Others point out that boycotts can be confusing for consumers, and sometimes hurt fishermen. "I'm not a boycott signer," says Chris Douglass, chef and co-owner of Icarus restaurant in Boston. "They tend to be oversimplistic, focusing on only one fish. I've also seen how boycotts can turn around and bite you in the back. They bring lots of attention to an issue, which can be good. But with swordfish," he explains, "many East Coast fishermen were hurt by it even though they were practicing good fishery management, sticking to quotas as well as size and weight limits."

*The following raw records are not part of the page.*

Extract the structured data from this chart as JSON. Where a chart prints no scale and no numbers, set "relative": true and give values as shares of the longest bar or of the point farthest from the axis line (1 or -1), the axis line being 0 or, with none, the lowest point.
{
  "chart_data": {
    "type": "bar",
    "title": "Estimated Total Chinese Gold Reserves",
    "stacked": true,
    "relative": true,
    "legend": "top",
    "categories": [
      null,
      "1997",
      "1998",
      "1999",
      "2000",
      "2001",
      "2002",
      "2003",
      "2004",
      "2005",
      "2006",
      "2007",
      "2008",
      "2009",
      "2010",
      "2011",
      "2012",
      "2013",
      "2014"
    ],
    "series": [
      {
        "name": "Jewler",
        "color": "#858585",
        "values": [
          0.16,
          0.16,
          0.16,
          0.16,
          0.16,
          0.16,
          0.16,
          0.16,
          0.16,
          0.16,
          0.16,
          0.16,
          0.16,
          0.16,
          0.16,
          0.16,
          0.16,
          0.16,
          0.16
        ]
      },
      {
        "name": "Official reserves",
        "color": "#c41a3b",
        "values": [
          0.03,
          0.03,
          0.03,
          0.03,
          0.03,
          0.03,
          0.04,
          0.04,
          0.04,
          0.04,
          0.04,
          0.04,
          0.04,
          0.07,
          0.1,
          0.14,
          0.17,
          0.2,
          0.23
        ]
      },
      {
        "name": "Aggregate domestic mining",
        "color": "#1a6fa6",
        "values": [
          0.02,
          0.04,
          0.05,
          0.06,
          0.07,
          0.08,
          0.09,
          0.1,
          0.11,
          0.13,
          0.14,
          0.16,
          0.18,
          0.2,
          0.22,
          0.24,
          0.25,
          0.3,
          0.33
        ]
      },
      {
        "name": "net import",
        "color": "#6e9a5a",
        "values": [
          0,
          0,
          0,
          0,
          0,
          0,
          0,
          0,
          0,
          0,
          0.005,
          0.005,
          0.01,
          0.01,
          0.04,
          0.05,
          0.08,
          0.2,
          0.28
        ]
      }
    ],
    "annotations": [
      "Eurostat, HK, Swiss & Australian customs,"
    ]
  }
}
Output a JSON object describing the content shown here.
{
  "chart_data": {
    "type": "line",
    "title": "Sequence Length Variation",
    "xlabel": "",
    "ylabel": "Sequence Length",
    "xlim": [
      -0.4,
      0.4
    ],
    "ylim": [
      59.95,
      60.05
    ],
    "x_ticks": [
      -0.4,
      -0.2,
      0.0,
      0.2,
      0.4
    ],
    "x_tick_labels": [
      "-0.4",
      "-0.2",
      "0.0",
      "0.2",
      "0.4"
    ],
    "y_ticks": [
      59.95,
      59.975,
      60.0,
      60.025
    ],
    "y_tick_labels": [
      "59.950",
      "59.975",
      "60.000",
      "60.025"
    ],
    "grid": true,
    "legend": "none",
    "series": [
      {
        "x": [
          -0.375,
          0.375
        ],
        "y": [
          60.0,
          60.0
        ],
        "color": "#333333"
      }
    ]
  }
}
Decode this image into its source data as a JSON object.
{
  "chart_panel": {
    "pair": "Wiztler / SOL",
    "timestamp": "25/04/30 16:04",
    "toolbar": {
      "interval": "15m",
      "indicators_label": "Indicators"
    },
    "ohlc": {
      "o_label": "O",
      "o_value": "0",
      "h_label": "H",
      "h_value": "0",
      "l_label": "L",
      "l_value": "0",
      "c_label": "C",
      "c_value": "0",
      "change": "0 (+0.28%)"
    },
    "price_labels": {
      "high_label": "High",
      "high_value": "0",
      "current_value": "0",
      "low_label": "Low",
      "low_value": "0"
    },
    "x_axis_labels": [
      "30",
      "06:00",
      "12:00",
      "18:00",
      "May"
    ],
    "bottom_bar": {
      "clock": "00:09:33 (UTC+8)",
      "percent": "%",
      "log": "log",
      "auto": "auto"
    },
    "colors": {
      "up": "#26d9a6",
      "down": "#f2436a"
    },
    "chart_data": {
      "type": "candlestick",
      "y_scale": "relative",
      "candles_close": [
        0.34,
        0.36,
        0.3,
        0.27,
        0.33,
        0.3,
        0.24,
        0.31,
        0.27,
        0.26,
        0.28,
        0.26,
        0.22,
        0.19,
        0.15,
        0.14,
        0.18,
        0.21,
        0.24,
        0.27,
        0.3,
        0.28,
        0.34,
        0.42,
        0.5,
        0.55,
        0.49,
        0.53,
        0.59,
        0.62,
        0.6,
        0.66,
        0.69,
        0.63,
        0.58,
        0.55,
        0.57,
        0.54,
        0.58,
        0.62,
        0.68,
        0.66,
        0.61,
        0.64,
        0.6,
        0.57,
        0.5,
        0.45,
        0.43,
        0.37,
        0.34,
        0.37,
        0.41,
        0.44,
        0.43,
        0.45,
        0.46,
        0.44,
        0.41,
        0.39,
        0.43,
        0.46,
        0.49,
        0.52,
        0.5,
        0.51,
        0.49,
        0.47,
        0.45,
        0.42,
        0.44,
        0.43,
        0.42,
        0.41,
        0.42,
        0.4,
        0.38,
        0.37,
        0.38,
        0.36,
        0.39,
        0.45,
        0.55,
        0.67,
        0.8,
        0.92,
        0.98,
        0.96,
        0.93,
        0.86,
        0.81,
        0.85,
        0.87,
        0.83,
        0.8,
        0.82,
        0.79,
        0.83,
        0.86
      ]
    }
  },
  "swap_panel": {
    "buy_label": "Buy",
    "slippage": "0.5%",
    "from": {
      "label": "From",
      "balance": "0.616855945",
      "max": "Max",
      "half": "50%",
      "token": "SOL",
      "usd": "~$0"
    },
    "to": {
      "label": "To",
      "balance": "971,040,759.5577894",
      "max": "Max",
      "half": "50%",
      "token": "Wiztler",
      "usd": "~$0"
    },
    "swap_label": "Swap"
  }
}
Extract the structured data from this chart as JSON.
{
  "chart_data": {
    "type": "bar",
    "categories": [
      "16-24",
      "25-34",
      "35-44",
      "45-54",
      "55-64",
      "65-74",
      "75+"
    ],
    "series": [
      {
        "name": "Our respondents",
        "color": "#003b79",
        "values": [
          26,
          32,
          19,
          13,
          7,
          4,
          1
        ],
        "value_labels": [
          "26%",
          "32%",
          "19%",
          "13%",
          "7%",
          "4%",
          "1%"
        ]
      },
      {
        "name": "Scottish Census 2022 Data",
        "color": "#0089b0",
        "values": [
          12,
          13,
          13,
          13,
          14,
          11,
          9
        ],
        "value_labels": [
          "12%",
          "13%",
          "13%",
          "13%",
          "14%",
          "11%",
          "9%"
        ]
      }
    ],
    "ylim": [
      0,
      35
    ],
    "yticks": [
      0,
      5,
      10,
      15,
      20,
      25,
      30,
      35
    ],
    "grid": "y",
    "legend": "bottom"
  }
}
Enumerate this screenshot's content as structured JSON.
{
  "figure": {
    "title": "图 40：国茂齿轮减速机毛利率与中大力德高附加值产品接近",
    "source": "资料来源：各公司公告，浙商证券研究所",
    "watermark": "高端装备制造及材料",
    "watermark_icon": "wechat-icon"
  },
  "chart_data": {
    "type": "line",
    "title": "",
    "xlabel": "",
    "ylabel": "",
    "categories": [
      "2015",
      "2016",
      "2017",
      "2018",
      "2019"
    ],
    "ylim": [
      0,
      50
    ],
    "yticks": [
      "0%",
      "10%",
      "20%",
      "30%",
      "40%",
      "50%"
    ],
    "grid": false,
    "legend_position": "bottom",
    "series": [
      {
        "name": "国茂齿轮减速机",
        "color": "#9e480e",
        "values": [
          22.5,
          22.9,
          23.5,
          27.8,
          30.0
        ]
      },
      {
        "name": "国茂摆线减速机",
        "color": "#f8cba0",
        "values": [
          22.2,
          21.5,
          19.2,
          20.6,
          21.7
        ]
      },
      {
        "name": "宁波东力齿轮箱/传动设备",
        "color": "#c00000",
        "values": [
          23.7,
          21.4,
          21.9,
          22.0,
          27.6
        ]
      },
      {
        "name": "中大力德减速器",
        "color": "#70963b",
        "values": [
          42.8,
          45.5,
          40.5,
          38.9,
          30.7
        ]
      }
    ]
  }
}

Paul Parker, a fishermen for five years, has recently become executive director of the Cape Cod Commercial Hook Fisherman's Association. He believes that these boycotts are now a "necessary fact of life." But he knows firsthand about the confusion they can cause. "People hear about the Chilean sea bass campaign and assume there's something wrong with eating striped bass," he says. "I am constantly having to clarify the difference between them, which is vast."
For boycotts to be most effective, Mr. Parker says, they need to take place on a more local level, closer to home. He explains that the issues regarding a particular fish on one coast may not apply to that same species on the other coast.